Classificar as células positivas e negativas para o iodeto de propídio utilizando gating com base no nível de intensidade de fluorescência das amostras de controlo que não foram coradas com o anticorpo NCAM ou com o iodeto de propídio. Use um contador de células automatizado para contar o número de células e semeie 50.000 células por centímetro quadrado em uma placa revestida de fibronectina e laminina poli-L-ornitina com meio de conversão neuronal tardio. Continue mudando metade do meio duas a três vezes por semana com o meio de conversão neuronal tardia até o ponto final experimental.

Imagens representativas de contraste de fase mostram as mudanças morfológicas nas células durante o período de conversão. Uma transformação significativa na morfologia celular é visível a partir do quinto dia. No 22º dia, aproximadamente metade das células se converteu em neurônios.

Imagens representativas de fluorescência amino mostram a presença de marcadores neuronais padrão nas células. No 25º dia, as células obtêm morfologia neuronal e expressam marcadores neuronais como MAP2 e TAU. Os núcleos são corados com DAPI.

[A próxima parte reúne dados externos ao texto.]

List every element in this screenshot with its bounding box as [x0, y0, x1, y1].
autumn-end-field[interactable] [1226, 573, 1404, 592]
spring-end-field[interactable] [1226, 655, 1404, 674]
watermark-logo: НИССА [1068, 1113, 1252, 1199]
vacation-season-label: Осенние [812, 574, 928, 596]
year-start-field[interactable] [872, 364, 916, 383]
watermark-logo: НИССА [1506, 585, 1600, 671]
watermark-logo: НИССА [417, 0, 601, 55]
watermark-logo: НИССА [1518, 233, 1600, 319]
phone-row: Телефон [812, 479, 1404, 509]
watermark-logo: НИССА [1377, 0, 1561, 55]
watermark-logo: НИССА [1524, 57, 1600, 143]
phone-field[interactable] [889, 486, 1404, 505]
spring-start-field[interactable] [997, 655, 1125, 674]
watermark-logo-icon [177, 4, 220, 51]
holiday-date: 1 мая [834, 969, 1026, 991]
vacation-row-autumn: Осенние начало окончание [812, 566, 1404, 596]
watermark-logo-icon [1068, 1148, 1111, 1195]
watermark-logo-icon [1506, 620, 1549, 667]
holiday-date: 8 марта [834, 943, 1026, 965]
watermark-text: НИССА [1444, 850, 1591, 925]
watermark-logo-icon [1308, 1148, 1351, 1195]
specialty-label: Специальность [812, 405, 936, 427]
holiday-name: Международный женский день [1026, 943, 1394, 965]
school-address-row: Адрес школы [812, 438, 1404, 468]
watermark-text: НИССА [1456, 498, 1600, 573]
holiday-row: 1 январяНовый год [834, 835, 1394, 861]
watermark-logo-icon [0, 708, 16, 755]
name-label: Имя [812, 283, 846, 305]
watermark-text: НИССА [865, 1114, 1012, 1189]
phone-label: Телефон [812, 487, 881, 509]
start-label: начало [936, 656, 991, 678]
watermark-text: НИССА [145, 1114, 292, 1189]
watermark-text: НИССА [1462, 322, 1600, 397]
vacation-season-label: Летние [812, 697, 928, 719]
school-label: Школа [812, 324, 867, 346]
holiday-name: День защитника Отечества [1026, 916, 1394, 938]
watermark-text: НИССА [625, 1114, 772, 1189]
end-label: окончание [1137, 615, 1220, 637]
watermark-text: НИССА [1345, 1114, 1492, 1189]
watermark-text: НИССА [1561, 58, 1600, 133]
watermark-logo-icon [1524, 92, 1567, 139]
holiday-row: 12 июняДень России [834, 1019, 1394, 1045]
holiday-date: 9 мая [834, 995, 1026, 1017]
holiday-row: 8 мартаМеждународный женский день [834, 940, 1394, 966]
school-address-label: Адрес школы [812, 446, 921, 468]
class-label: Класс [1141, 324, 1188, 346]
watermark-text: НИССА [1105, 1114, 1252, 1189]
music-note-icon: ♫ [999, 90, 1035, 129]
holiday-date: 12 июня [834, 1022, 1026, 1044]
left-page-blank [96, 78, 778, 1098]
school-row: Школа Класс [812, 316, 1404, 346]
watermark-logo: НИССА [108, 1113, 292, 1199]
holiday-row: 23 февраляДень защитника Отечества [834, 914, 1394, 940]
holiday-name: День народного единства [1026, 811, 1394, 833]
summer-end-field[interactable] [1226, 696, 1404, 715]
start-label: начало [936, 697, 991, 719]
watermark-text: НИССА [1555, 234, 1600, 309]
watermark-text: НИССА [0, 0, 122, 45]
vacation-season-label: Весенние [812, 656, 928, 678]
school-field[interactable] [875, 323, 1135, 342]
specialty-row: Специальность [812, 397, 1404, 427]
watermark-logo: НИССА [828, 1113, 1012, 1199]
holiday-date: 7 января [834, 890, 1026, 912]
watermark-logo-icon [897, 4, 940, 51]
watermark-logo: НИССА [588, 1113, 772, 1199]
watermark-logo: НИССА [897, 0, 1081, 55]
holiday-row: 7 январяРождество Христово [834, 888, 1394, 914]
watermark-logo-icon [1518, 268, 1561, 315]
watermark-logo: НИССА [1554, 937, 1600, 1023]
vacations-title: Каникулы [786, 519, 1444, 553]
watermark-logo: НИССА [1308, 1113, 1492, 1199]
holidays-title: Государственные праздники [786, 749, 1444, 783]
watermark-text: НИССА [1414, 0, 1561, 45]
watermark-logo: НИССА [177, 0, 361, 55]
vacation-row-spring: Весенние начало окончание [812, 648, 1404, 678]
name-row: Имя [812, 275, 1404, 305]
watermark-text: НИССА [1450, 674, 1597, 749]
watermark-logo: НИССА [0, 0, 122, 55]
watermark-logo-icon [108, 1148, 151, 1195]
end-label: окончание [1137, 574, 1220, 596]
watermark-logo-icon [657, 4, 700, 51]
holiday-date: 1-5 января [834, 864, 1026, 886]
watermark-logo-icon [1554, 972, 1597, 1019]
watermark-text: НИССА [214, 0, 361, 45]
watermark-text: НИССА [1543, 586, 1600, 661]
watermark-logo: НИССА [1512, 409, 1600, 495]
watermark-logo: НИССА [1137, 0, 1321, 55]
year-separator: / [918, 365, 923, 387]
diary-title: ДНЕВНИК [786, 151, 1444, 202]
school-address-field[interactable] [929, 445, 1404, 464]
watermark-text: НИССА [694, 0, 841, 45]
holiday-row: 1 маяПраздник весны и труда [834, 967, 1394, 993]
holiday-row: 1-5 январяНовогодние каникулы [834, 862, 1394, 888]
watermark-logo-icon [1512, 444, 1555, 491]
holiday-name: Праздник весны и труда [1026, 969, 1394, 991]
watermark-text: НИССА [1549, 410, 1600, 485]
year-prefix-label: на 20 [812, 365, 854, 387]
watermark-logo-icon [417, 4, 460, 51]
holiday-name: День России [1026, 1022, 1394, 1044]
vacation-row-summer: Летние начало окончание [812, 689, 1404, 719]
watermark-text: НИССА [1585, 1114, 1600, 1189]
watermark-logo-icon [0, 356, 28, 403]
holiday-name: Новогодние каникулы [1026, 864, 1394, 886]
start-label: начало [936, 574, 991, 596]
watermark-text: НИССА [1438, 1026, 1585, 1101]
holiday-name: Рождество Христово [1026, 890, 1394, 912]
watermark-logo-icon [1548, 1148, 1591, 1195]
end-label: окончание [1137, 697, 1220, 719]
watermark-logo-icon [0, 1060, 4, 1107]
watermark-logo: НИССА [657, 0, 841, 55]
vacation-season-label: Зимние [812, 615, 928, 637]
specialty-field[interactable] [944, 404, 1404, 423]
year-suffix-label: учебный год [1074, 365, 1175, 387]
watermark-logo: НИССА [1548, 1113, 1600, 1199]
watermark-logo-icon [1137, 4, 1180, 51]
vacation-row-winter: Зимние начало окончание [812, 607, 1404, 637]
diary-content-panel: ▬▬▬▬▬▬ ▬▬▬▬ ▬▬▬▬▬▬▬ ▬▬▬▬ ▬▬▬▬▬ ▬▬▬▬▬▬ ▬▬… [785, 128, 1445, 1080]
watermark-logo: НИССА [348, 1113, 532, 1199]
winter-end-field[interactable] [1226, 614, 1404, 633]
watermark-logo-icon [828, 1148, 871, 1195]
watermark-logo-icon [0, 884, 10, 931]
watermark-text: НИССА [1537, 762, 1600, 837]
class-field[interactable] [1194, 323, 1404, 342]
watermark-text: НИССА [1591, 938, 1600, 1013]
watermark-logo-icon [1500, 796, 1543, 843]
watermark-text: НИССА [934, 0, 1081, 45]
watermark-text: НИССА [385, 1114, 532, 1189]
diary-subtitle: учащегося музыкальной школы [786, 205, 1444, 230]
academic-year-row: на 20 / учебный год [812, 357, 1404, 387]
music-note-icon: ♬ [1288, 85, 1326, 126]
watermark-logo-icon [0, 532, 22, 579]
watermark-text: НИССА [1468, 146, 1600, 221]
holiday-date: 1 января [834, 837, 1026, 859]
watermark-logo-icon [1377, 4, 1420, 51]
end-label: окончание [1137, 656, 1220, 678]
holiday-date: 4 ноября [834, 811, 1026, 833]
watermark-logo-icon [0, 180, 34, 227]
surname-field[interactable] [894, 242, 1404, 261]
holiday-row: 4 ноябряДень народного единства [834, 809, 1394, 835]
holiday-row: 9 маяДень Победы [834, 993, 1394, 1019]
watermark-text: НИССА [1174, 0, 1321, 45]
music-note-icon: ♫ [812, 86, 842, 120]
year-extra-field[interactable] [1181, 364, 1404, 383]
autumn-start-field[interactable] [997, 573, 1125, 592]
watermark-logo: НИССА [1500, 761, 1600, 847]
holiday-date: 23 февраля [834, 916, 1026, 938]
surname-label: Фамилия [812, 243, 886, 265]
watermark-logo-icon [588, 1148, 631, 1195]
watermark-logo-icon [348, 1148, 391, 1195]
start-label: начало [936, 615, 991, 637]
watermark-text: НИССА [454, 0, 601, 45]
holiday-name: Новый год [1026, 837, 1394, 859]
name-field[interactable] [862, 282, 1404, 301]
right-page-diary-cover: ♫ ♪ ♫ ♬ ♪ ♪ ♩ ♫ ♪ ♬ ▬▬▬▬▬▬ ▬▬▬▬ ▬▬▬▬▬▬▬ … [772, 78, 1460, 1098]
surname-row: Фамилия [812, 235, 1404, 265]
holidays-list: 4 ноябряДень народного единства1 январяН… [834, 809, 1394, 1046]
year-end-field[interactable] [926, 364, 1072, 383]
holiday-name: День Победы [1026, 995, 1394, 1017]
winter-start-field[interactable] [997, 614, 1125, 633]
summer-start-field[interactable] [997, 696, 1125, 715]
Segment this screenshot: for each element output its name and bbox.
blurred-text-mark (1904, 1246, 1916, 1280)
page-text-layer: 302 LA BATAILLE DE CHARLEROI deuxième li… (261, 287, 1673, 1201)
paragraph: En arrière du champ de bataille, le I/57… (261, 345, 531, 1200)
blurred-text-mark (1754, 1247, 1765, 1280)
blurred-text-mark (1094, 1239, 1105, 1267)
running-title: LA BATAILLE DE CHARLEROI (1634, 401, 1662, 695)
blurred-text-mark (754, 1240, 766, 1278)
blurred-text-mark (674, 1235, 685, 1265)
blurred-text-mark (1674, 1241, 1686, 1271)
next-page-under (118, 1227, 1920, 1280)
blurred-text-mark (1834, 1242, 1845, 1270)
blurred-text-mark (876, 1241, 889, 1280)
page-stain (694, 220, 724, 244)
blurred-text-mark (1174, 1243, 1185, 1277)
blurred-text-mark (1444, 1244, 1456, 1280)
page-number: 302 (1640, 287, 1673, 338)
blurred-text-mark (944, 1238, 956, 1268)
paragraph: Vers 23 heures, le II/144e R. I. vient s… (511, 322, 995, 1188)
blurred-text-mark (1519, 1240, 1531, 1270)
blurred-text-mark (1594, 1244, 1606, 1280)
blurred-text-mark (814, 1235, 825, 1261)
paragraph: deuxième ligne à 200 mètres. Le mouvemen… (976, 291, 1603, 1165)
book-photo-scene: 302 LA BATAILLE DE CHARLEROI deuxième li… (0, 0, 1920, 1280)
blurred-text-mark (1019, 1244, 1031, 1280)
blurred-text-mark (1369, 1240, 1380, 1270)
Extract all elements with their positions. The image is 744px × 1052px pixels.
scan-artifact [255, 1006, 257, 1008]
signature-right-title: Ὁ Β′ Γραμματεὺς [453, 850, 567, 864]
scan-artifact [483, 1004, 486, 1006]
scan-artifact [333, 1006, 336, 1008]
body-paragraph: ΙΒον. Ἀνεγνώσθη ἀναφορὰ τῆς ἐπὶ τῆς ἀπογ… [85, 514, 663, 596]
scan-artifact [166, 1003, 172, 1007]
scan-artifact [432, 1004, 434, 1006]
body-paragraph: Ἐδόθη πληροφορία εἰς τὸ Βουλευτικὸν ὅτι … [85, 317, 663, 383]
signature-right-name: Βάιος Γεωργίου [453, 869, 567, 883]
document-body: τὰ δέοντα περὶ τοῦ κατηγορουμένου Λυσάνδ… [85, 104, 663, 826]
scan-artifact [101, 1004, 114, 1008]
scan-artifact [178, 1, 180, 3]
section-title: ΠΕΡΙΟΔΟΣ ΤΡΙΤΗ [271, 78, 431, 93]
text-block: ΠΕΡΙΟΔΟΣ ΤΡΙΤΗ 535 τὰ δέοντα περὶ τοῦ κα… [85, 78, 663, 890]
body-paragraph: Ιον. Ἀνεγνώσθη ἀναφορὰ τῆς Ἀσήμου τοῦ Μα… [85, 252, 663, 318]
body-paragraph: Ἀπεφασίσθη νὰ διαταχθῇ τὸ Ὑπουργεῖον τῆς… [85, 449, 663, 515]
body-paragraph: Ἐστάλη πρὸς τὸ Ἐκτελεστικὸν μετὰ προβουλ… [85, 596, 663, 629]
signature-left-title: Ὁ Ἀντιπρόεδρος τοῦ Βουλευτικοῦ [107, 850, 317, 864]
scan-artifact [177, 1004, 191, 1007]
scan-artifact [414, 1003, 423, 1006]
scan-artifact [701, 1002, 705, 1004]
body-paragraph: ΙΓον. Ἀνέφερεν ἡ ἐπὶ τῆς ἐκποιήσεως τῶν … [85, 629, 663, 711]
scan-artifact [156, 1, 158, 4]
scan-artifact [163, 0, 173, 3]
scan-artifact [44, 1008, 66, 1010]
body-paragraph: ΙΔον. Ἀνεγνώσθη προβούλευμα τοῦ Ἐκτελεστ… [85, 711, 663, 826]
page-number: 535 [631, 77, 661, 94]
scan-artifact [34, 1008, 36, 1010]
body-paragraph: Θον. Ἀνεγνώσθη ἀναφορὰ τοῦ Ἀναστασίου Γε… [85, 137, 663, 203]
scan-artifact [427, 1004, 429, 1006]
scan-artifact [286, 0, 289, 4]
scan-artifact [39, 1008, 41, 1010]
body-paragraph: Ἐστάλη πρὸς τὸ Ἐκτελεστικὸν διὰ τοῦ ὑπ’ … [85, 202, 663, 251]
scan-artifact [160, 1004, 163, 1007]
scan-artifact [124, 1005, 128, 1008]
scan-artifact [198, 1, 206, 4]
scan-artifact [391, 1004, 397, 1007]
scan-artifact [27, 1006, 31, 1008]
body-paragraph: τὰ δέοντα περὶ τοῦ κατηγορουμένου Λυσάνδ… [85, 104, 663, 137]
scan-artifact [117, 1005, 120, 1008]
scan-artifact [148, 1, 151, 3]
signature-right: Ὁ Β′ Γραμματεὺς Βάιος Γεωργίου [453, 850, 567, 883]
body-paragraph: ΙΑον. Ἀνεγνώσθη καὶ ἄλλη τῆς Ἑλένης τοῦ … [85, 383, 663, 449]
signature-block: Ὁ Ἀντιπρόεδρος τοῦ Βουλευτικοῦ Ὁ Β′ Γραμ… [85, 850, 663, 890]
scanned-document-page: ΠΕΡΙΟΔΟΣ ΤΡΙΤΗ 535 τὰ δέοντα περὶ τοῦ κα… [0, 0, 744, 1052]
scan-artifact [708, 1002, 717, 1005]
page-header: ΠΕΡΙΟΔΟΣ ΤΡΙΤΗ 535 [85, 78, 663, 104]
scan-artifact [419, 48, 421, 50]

Depois de assistir a este vídeo, você deve ter uma boa compreensão de como gerar neurônios induzidos a partir de fibroblastos humanos adultos. E isso inclui o revestimento das células para reprogramação, transdução viral, manutenção celular, bem como classificação FACS para purificação. O desenvolvimento dessa técnica abre caminho para que pesquisadores da área de distúrbios neurológicos estudem diferentes características associadas à doença, bem como possíveis terapias.

E isso pode ser feito em um sistema que não é apenas um sistema neural humano, mas que pode ser específico do paciente e da doença.